On vit une époque formidable ! Ce n’est pas Reiser qui le dit, c’est moi. Cette semaine, nous venons de vivre en temps réel le passage d’une économie de libre marché à une économie dirigée. Et c’est hallucinant !
L’histoire a commencé le vendredi 8 novembre lorsque le président Maduro, dans un discours télévisé, a ordonné l’occupation des locaux de Daka, une chaîne de distribution d’électroménagers, et la mise à la vente à prix réduit de tous les produits qui s’y trouvaient. « Il ne doit rien rester sur les étagères », a-t-il ajouté.

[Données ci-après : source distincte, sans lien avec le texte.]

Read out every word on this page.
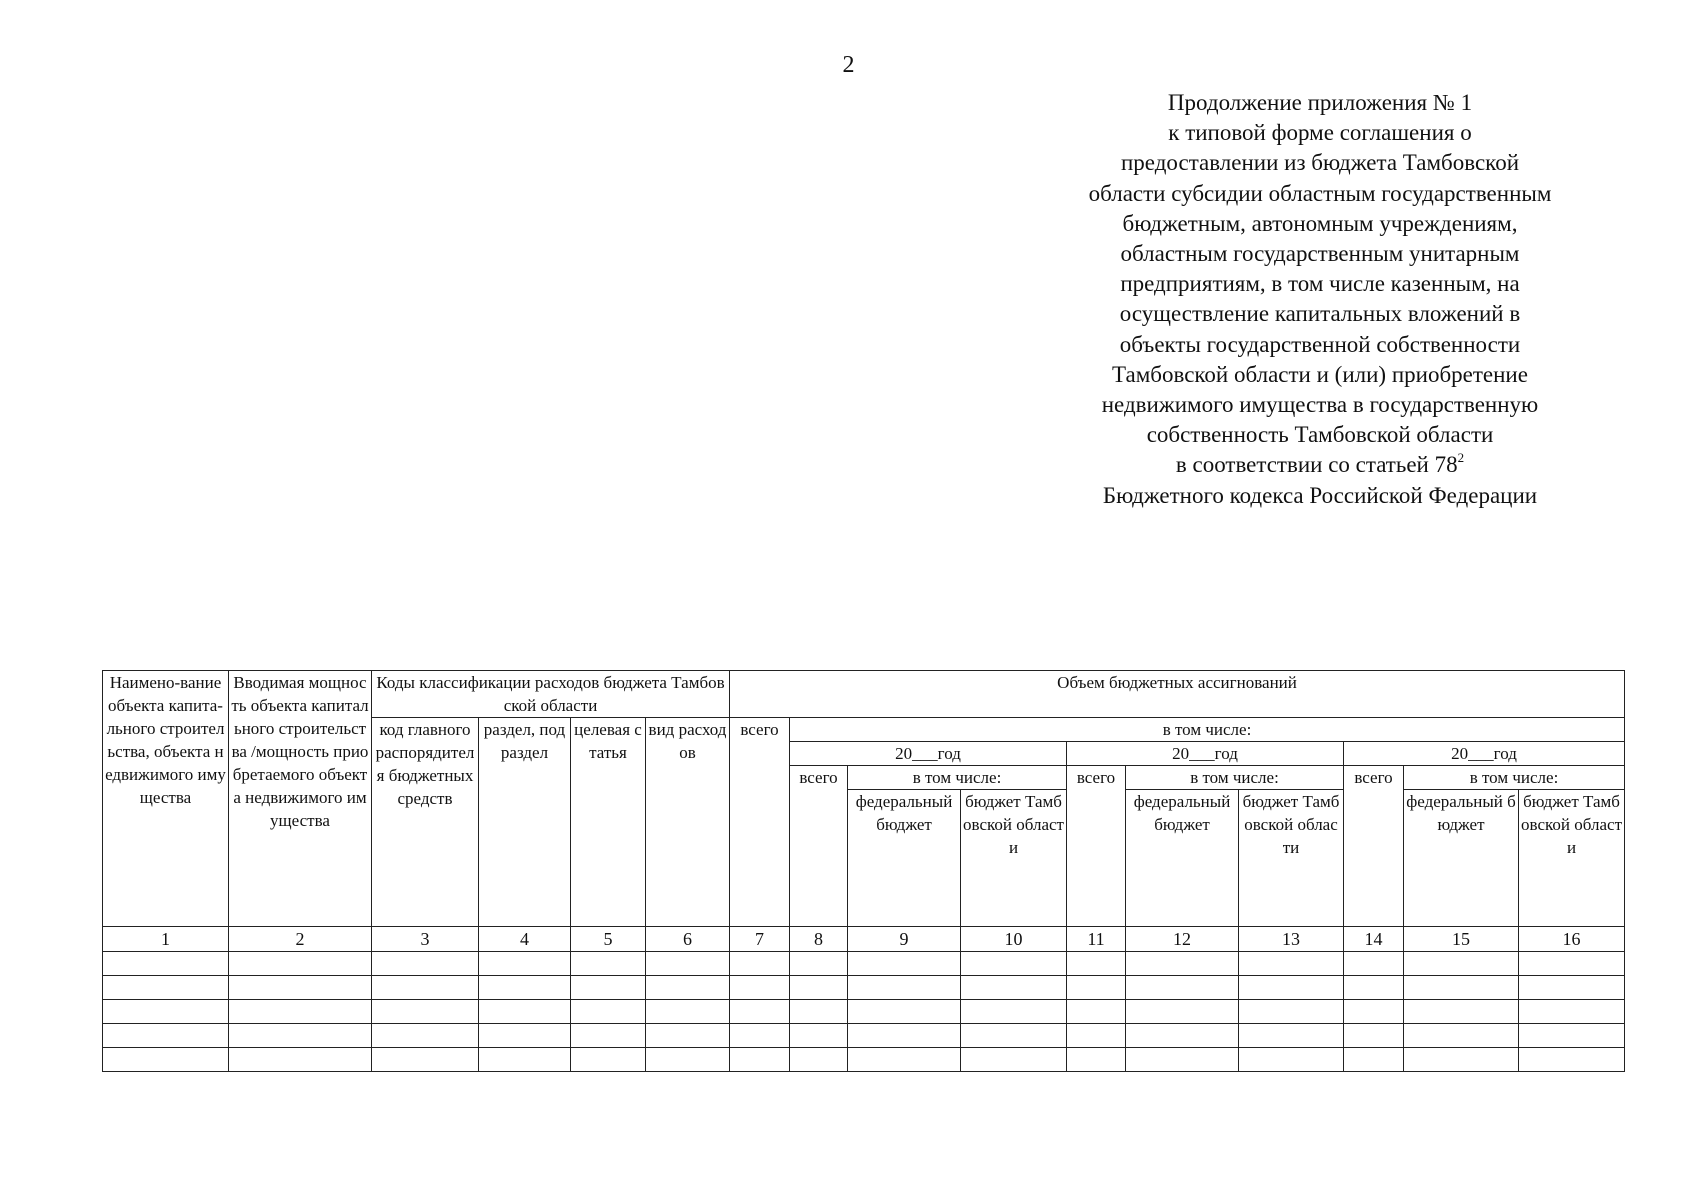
2
Продолжение приложения № 1
к типовой форме соглашения о
предоставлении из бюджета Тамбовской
области субсидии областным государственным
бюджетным, автономным учреждениям,
областным государственным унитарным
предприятиям, в том числе казенным, на
осуществление капитальных вложений в
объекты государственной собственности
Тамбовской области и (или) приобретение
недвижимого имущества в государственную
собственность Тамбовской области
в соответствии со статьей $78^2$
Бюджетного кодекса Российской Федерации
Наимено-вание объекта капита-льного строительства, объекта недвижимого имущества	Вводимая мощность объекта капитального строительства /мощность приобретаемого объекта недвижимого имущества	Коды классификации расходов бюджета Тамбовской области				Объем бюджетных ассигнований									
		код главного распорядителя бюджетных средств	раздел, подраздел	целевая статья	вид расходов	всего	в том числе:								
							20___год			20___год			20___год		
							всего	в том числе:		всего	в том числе:		всего	в том числе:	
								федеральный бюджет	бюджет Тамбовской области		федеральный бюджет	бюджет Тамбовской области		федеральный бюджет	бюджет Тамбовской области
1	2	3	4	5	6	7	8	9	10	11	12	13	14	15	16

C’était la réponse du gouvernement à ce qu’il appelle la « guerre économique » à laquelle est soumise le pays. Les commerçants sont soupçonnés de spéculer sur le dollar : ils importeraient leurs marchandises au taux du dollar officiel pour les vendre ensuite au taux du dollar parallèle, près de dix fois (!) plus élevé. Pour le gouvernement, ce comportement antinational serait la source de l’inflation record que connaît le pays. (Soit dit en passant, il s’agit là d’une explication totalement erronée de ce qu’est le mécanisme de l’inflation, mais elle est largement suffisante pour une population peu cultivée sur le plan économique).
Les commerçants répliquent qu’ils n’ont que très marginalement accès au dollar officiel, doivent donc faire appel au marché parallèle et qu’ils ne font que suivre la loi de l’offre et la demande. Ils ajoutent qu’au moment de fixer leurs prix, ils doivent anticiper sur le cours futur du dollar s’ils veulent maintenir leurs stocks. En un mot, une belle leçon de libéralisme.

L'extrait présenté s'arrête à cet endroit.